Way back in Jan, I mentioned a problem we were seeing on our Sun JES messaging server machines with corrupt disks. After some fscking and much swearing (more downtime. *sigh*) Sun couldn’t really come up with a definite reason but given they had pretty much ruled everything else out they decided it was worth upgrading the firmware in the 3510 arrays that we use as message stores. Given we were running v3.x firmware and the upgrade to v4.x firmware looked terrifying we were pretty pleased that they were going to do this for us.
They came, they swore a bit, they finally managed to upgrade us to v4.15F. Great. Problem solved. Or so we thought. A few days later we see
Mar 2 02:45:02 mailstore2 ufs: [ID 913664 kern.warning] WARNING: /data/mailstore2/msg/students4: unexpected allocated inode 2050084, run fsck(1M) -o f
Mar 2 02:45:02 mailstore2 ufs: [ID 913664 kern.warning] WARNING: /data/mailstore2/msg/students4: unexpected allocated inode 2050095, run fsck(1M) -o f
Then we get
Mar 6 10:08:51 mailstore2 ufs: [ID 913664 kern.warning] WARNING: /data/mailstore2/msg/staff2: unexpected allocated inode 6310183, run fsck(1M) -o f
And so it continues. We are still seeing some form of filesystem rot…and if anything, it’s now worse than it was 🙁 Due to the amount of downtime we have already had on this so-called resilient HA system (Sun, this is getting harder and harder to sell to management btw, particularly as it seems impossible to even get a renewal quote for the bloody thing. Exchange is creeping up…) it was decided by some
expertsmanagers that we should shut the system down and fsck a filesystem each week during our normal at risk period. A dangerous idea given we have already had one kernel panic but understandable given the bad image the system already has.
A couple of fscks pass, and we are still seeing the occasional error when we realise that one of the disks reported as needing fscking is the one we did last week. Shit. Disks are now corrupting at a faster rate than we are fixing them. Around this time, Sun send us info on bugid 102815. Bingo. That sounds like the thing. Except it seems to suggest the bug is in the firmware that we paid sun to move us to a month earlier :-/ Annoying is one word (and it doesn’t completely explain our earlier problems).
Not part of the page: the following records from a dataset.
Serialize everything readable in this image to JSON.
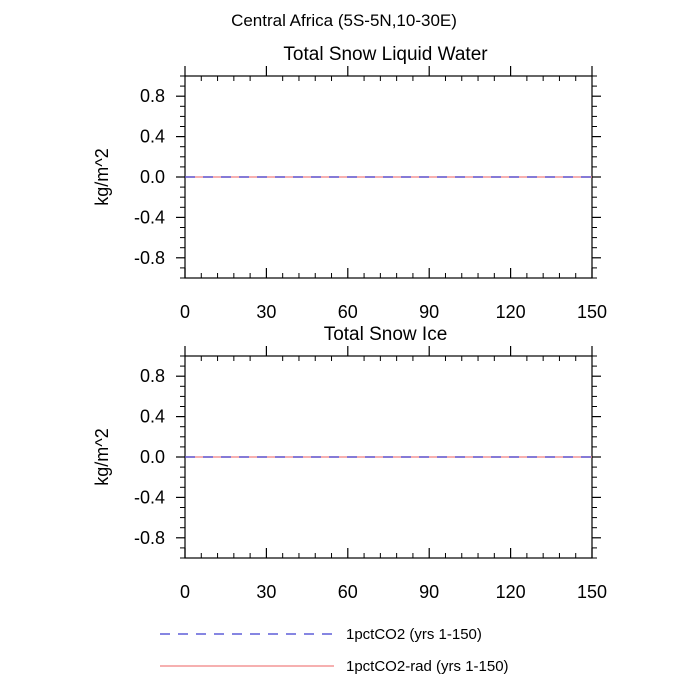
{
  "figure": {
    "title": "Central Africa (5S-5N,10-30E)"
  },
  "chart_data": [
    {
      "type": "line",
      "title": "Total Snow Liquid Water",
      "xlabel": "",
      "ylabel": "kg/m^2",
      "xlim": [
        0,
        150
      ],
      "ylim": [
        -1,
        1
      ],
      "xticks": [
        0,
        30,
        60,
        90,
        120,
        150
      ],
      "xtick_labels": [
        "0",
        "30",
        "60",
        "90",
        "120",
        "150"
      ],
      "yticks": [
        0.8,
        0.4,
        0.0,
        -0.4,
        -0.8
      ],
      "ytick_labels": [
        "0.8",
        "0.4",
        "0.0",
        "-0.4",
        "-0.8"
      ],
      "grid": false,
      "series": [
        {
          "name": "1pctCO2 (yrs 1-150)",
          "color": "#3f3fd0",
          "dash": "dashed",
          "x": [
            0,
            150
          ],
          "y": [
            0,
            0
          ]
        },
        {
          "name": "1pctCO2-rad (yrs 1-150)",
          "color": "#f08080",
          "dash": "solid",
          "x": [
            0,
            150
          ],
          "y": [
            0,
            0
          ]
        }
      ]
    },
    {
      "type": "line",
      "title": "Total Snow Ice",
      "xlabel": "",
      "ylabel": "kg/m^2",
      "xlim": [
        0,
        150
      ],
      "ylim": [
        -1,
        1
      ],
      "xticks": [
        0,
        30,
        60,
        90,
        120,
        150
      ],
      "xtick_labels": [
        "0",
        "30",
        "60",
        "90",
        "120",
        "150"
      ],
      "yticks": [
        0.8,
        0.4,
        0.0,
        -0.4,
        -0.8
      ],
      "ytick_labels": [
        "0.8",
        "0.4",
        "0.0",
        "-0.4",
        "-0.8"
      ],
      "grid": false,
      "series": [
        {
          "name": "1pctCO2 (yrs 1-150)",
          "color": "#3f3fd0",
          "dash": "dashed",
          "x": [
            0,
            150
          ],
          "y": [
            0,
            0
          ]
        },
        {
          "name": "1pctCO2-rad (yrs 1-150)",
          "color": "#f08080",
          "dash": "solid",
          "x": [
            0,
            150
          ],
          "y": [
            0,
            0
          ]
        }
      ]
    }
  ],
  "legend": {
    "placement": "bottom",
    "items": [
      {
        "label": "1pctCO2 (yrs 1-150)",
        "color": "#3f3fd0",
        "dash": "dashed"
      },
      {
        "label": "1pctCO2-rad (yrs 1-150)",
        "color": "#f08080",
        "dash": "solid"
      }
    ]
  }
}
Rather rapidly, a whole days downtime is arranged for the following Sunday. We plan to come in, fsck all the filesystems on the arrays and then do the firmware upgrade which this time is a simple upgrade that can even be done live (ha!). Excellent.
Sunday comes, fscks take around 5 hours to complete cleanly (after swearing a bit at bugid 4775289 grrrr) and we start the firmware upgrade. First bad sign, it fails the controller over as it is meant to but the secondary then refuses to start up and do anything so all the disks go offline (and then report they need a fsck – argggghh). Still, the prompt reappears so we continue with the doc that says
Verify that the firmware upgrade succeeded by examining the firmware
revision again. Type the following command at the sccli> prompt:
and verify that the firmware revision is now reported as 415G.
Our still shows 415F. And to top it off, we now can’t retry the upgrade as one of the controllers is now flagged as “detected” instead of “enabled” and appears to have no serial number reporting in the gui…this is not a documented state 🙁 A quick phonecall to sun (thank god for our elevated support at the moment following my email) and a rather unfazed support guy suggests we ignore the instructions and reset the controllers. This half worked….in that it did indeed make the controllers go offline. 15 minutes later they haven’t come back online (this should take “a couple of minutes”). Arse. We ring again. “try pulling the power from the array?”. Sigh. We do this and finally, it wakes up, realises it has new firmware and boots. Phew….
Service restored with 8 mins of our booked outage left. A full 8 hours of downtime *again*. It remains to be seen if we have finally nailed the problem or if we are still slowly dropping bits of filesystem at random 🙁